Di dalam pelabuhan, suasana sepi, hanya ada beberapa petugas yang melakukan pemeliharaan. Perahu dan ferry diikat di dek tanpa penumpang. Evakuasi sudah dilakukan. Sekarang pertanyaannya, bagaimana Nadia bisa sampai di anak gunung Krakatau bila tidak ada ferry yang bersedia mengantarnya?
Sembarangan bertanya pada petugas hanya membuatnya ketahuan dan ditendang keluar dari pelabuhan. Sambil berpikir, Nadia mengirim pesan ke Aidan dan Indra, mengabarkan posisinya. Hanya Indra yang membalas, mengucapkan hati-hati, membuat senyum Nadia mengembang. Nadia mengucapkan terima kasih. Masih belum ada kabar tentang Raka, tapi Nadia berharap anak itu bisa segera bertemu dengan keluarganya. Tidak ada balasan dari Aidan, membuat Nadia was-was. Dia memandang matahari yang sudah melewati tengah langit. Kakaknya harusnya belum sampai di gunung. Nadia memegang Kristal yang tergantung di lehernya sambil berjalan menuju dermaga.
"Tolong bawa aku ke tempat Penjaga Gunung," pinta Nadia putus asa. Hanya itu yang terpikirkan olehnya. Jika memang Kristal memang sesakti itu.
Namun, hingga beberapa menit kemudian, tidak ada reaksi. Tidak ada cahaya benderang, tidak ada teleportasi, tidak ada keajaiban. Nadia masih berdiri menghadap lautan dengan rasa asin samar di lidahnya karena bau laut yang pekat. Setelah beberapa menit berlalu dalam sepi, keputusasaan merayap di benak Nadia.
Bagaimana dia bisa pergi ke Gunung Anak Krakatau?
Gadis itu menoleh ke kanan dan kiri. Perahu banyak, kapal ferry juga, tapi Nadia tidak memiliki kemampuan untuk mengemudikan. Sempat terbersit pikiran untuknya berenang yang langsung dia tepis tanpa berpikir panjang. Sekuat apa pun dia, mustahil berenang di selat Sunda tanpa pengawasan. Membayangkan saja sudah capek dan merinding. Bagaimana kalau dia tiba-tiba tersapu ombak.
Selagi Nadia berpikir sambil terus berusaha mengalahkan rasa ketidakberdayaan dalam benaknya, suara gemuruh air terdengar membuat gadis itu mengangkat kepala. Tak jauh dari dermaga muncul buih dari laut dengan ikan-ikan beraneka rupa meloncat di sekitarnya. Nadia mengerjapkan mata beberapa kali, memastikan dia tidak sedang halu.

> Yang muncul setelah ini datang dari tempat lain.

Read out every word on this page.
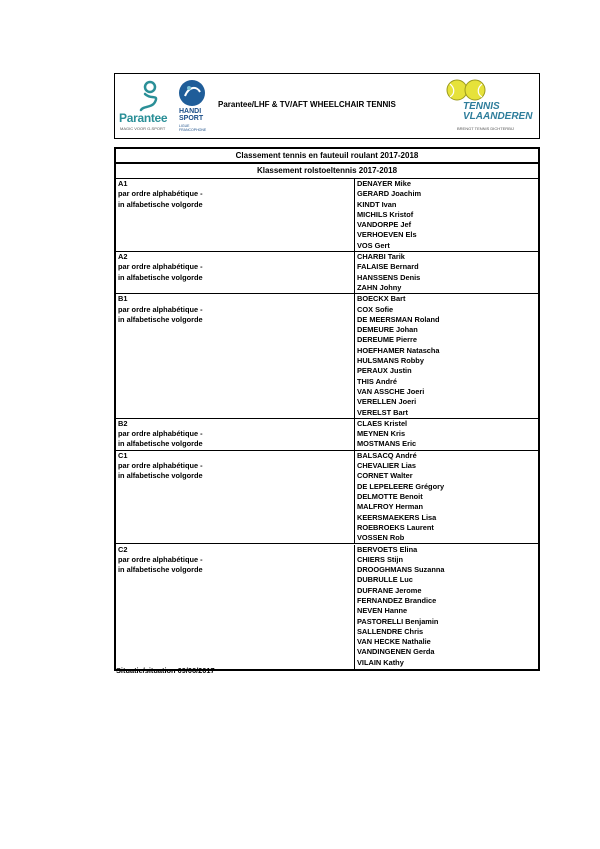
Parantee
MAGIC VOOR G-SPORT
HANDI
SPORT
LIGUE FRANCOPHONE
Parantee/LHF & TV/AFT WHEELCHAIR TENNIS	TENNIS
VLAANDEREN
BRENGT TENNIS DICHTERBIJ
Classement tennis en fauteuil roulant 2017-2018
Klassement rolstoeltennis 2017-2018
A1
par ordre alphabétique -
in alfabetische volgorde
DENAYER Mike
GERARD Joachim
KINDT Ivan
MICHILS Kristof
VANDORPE Jef
VERHOEVEN Els
VOS Gert
A2
par ordre alphabétique -
in alfabetische volgorde
CHARBI Tarik
FALAISE Bernard
HANSSENS Denis
ZAHN Johny
B1
par ordre alphabétique -
in alfabetische volgorde
BOECKX Bart
COX Sofie
DE MEERSMAN Roland
DEMEURE Johan
DEREUME Pierre
HOEFHAMER Natascha
HULSMANS Robby
PERAUX Justin
THIS André
VAN ASSCHE Joeri
VERELLEN Joeri
VERELST Bart
B2
par ordre alphabétique -
in alfabetische volgorde
CLAES Kristel
MEYNEN Kris
MOSTMANS Eric
C1
par ordre alphabétique -
in alfabetische volgorde
BALSACQ André
CHEVALIER Lias
CORNET Walter
DE LEPELEERE Grégory
DELMOTTE Benoit
MALFROY Herman
KEERSMAEKERS Lisa
ROEBROEKS Laurent
VOSSEN Rob
C2
par ordre alphabétique -
in alfabetische volgorde
BERVOETS Elina
CHIERS Stijn
DROOGHMANS Suzanna
DUBRULLE Luc
DUFRANE Jerome
FERNANDEZ Brandice
NEVEN Hanne
PASTORELLI Benjamin
SALLENDRE Chris
VAN HECKE Nathalie
VANDINGENEN Gerda
VILAIN Kathy
Situatie/situation 09/06/2017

Suara itu makin keras dan mendekat. Nadia tanpa sadar melangkah mundur. Pengalamannya beberapa hari terakhir mengajarinya waspada. Tiba-tiba sesosok wanita muncul dari dalam buih. Rambutnya hitam bagaikan malam sepanjang punggung, sebagian rambutnya disanggul ke atas dan dihiasi mahkota kecil. Kain berwarna hijau tua berhias emas melilit badannya yang langsing diikat oleh kain di bagian pinggang. Lehernya yang terbuka dihias oleh kalung emas. Sementara selendang berwarna kuning tersampir di bahunya. Sama sekali tidak ada tanda-tanda basah karena air, membuat Nadia tahu kalau yang dihadapannya bukan manusia.
"Halo, gadis muda," sapa sang wanita dengan bibir merahnya yang tersenyum. Dia memandang Nadia dari ujung rambut sampai ujung kaki dengan tatapan menilai yang membuat gadis itu jengah.
"Sayang sekali kamu tidak memakai baju hijau ...."
Mata Nadia terbelalak.
Bisa-bisanya seorang makhluk gaib mengomentari selera fashionnya?!
YAY UPDATE LAGI! Bentar lagi chapter timbunannya kelar 🥲 aku harus mulai mengetik supaya bisa terus update ....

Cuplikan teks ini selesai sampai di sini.